Ardeth stepped onto the narrow beam, moving her eyes from Sara’s teetering figure to watch her own feet settle easily onto the four-inch board of wood. For a moment, she waited for dizziness to unbalance her . . . but felt nothing. She could do this easily now. Her body, this new thing of blood-driven sinew and will could do it, could do anything.

She started to walk, the close, dark heat of the attic seeming to clear her head, to thaw the chilly core of dislocation that had held her frozen since Rooke’s death. She had followed Rozokov and the others blindly, accepting his decision to try the upper storey when it became apparent they could not reach the other half of the house from the ground floor. When the upper hallway had ended in another reinforced steel door, Mickey had found the trap door to the unfinished attic.

Her feet paced out the path of the board between the seas of ancient, decaying insulation. It didn’t matter to her that the dirty, fly-specked window kept out most of the moonlight, but she could see Sara easing her way carefully along the plank, nearly blind, arms outstretched with the unconscious grace of a tightrope walker.

How long had it been since Rooke had arrived at the door of the cell? Ten minutes? Twenty? She wasn’t sure how long she had been in shock—or if she were truly out of it. She could still feel the echoes of the explosions that had stunned her; one when Rooke’s head had breached the vacuum of the computer screen and the first, the stronger, when she held him in her arms and the wild hunger had blazed through her like a star going supernova. It had left a black craving in its wake, pulsing far away in the darkness inside her.

Ardeth thrust that image aside and forced herself to concentrate on moving forward. There were still things that had to be done . . . and thanks to Sara she had the strength to do them. That was all that mattered. She couldn’t afford to drift into either indifference or madness.
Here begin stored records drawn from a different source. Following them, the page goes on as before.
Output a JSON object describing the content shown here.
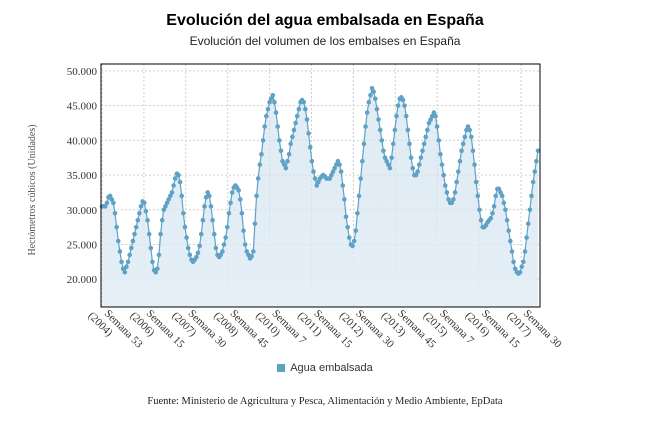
{
  "chart_data": {
    "type": "area",
    "title": "Evolución del agua embalsada en España",
    "subtitle": "Evolución del volumen de los embalses en España",
    "ylabel": "Hectómetros cúbicos (Unidades)",
    "xlabel": "",
    "ylim": [
      16000,
      51000
    ],
    "y_ticks": [
      "20.000",
      "25.000",
      "30.000",
      "35.000",
      "40.000",
      "45.000",
      "50.000"
    ],
    "y_tick_values": [
      20000,
      25000,
      30000,
      35000,
      40000,
      45000,
      50000
    ],
    "x_ticks": [
      {
        "line1": "Semana 53",
        "line2": "(2004)"
      },
      {
        "line1": "Semana 15",
        "line2": "(2006)"
      },
      {
        "line1": "Semana 30",
        "line2": "(2007)"
      },
      {
        "line1": "Semana 45",
        "line2": "(2008)"
      },
      {
        "line1": "Semana 7",
        "line2": "(2010)"
      },
      {
        "line1": "Semana 15",
        "line2": "(2011)"
      },
      {
        "line1": "Semana 30",
        "line2": "(2012)"
      },
      {
        "line1": "Semana 45",
        "line2": "(2013)"
      },
      {
        "line1": "Semana 7",
        "line2": "(2015)"
      },
      {
        "line1": "Semana 15",
        "line2": "(2016)"
      },
      {
        "line1": "Semana 30",
        "line2": "(2017)"
      }
    ],
    "grid": true,
    "legend": "bottom-center",
    "series": [
      {
        "name": "Agua embalsada",
        "color": "#5fa2c5",
        "values": [
          30500,
          30500,
          30500,
          31000,
          31800,
          32000,
          31500,
          31000,
          29500,
          27500,
          25500,
          24000,
          22500,
          21500,
          21000,
          21800,
          22500,
          23500,
          24500,
          25500,
          26500,
          27500,
          28500,
          29500,
          30500,
          31200,
          31000,
          29800,
          28500,
          26500,
          24500,
          22500,
          21300,
          21000,
          21500,
          23500,
          26500,
          28500,
          30000,
          30500,
          31000,
          31500,
          32000,
          32500,
          33500,
          34500,
          35200,
          35000,
          34000,
          32000,
          29500,
          27500,
          26000,
          24500,
          23500,
          22800,
          22500,
          22800,
          23200,
          23800,
          24800,
          26500,
          28500,
          30500,
          31800,
          32500,
          32000,
          30500,
          28500,
          26500,
          24500,
          23500,
          23200,
          23500,
          24000,
          25000,
          26000,
          27500,
          29500,
          31000,
          32500,
          33200,
          33500,
          33200,
          32800,
          31500,
          29500,
          27000,
          25000,
          24000,
          23500,
          23000,
          23300,
          24000,
          28000,
          32000,
          34500,
          36500,
          38000,
          40000,
          42000,
          43500,
          44500,
          45500,
          46000,
          46500,
          45500,
          44000,
          42000,
          40000,
          38500,
          37000,
          36500,
          36000,
          37000,
          38000,
          39500,
          40500,
          41500,
          42500,
          43500,
          44500,
          45500,
          45800,
          45500,
          44500,
          43000,
          41000,
          39000,
          37000,
          35500,
          34500,
          33500,
          34000,
          34500,
          34800,
          35000,
          34800,
          34500,
          34500,
          34500,
          35000,
          35500,
          36000,
          36500,
          37000,
          36500,
          35500,
          33500,
          31500,
          29000,
          27500,
          26000,
          25000,
          24800,
          25500,
          27000,
          29500,
          32000,
          34500,
          37000,
          39500,
          42000,
          44000,
          45500,
          46500,
          47500,
          47000,
          46000,
          44500,
          43000,
          41500,
          40000,
          38500,
          37500,
          37000,
          36500,
          36000,
          37500,
          39500,
          41500,
          43500,
          45000,
          46000,
          46200,
          45800,
          45000,
          43500,
          41500,
          39500,
          37500,
          36000,
          35000,
          35000,
          35500,
          36500,
          37500,
          38500,
          39500,
          40500,
          41500,
          42500,
          43000,
          43500,
          44000,
          43500,
          42000,
          40000,
          38000,
          36500,
          35000,
          33500,
          32500,
          31500,
          31000,
          31000,
          31500,
          32500,
          34000,
          35500,
          37000,
          38500,
          39500,
          40500,
          41500,
          42000,
          41500,
          40500,
          38500,
          36500,
          34000,
          32000,
          30000,
          28500,
          27500,
          27500,
          27800,
          28200,
          28500,
          28800,
          29500,
          30500,
          32000,
          33000,
          33000,
          32500,
          32000,
          31000,
          30000,
          28500,
          27000,
          25500,
          24000,
          22500,
          21500,
          21000,
          20800,
          21000,
          21800,
          22500,
          24000,
          26000,
          28000,
          30000,
          32000,
          34000,
          35500,
          37000,
          38500
        ]
      }
    ]
  },
  "legend": {
    "label": "Agua embalsada"
  },
  "source": "Fuente: Ministerio de Agricultura y Pesca, Alimentación y Medio Ambiente, EpData"
}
Ahead of her, Rozokov and Mickey were crouched on a small patch of solid floor, peering downward. Sara joined them in two long strides, Ardeth bent beside them a moment later.

“Hear anything?” Mickey asked and Rozokov shook his head. He reached down and lifted the board covering the trap door to the attic slightly. Ardeth saw a faint light edge the wood but there was still no sound. He lifted it higher, drawing it slowly up to rest on the floor beside him. He lay still for a moment, head bent, then slithered forward, and his torso disappeared into the trap. After a moment, the grey head resurfaced.

“All clear.” He sat up, swung his legs into the hold, then vanished. Ardeth heard a faint thump as he reached the floor. Sara went next, dangling with her fingers gripping the edge of the trap until Rozokov caught her legs and brought her down. Ardeth followed Mickey, tugging the board back into position as Rozokov held her up to reach the nine-foot ceiling.

Feet back on the floor, she glanced up and down the corridor. At one end, dark wood gleamed in the soft light, the banisters that lined the stairs down to the ground floor. Two sets of closed doors faced each other across the hallway, the shadows in their frames unbroken by light. Ancient wallpaper garlanded by faded roses covered the walls but the wine-red carpet beneath her feet was lush and barely worn.

At the far end of the hallway was one last door. No light seeped through its dark defences but Ardeth knew. She looked at Rozokov and he nodded.

The carpet swallowed their footsteps and brought them to the door without a whisper. Rozokov’s hand closed over the polished brass knob. Ardeth caught her breath, panic and eagerness closing her throat.

The door shuddered with a sigh and let them in.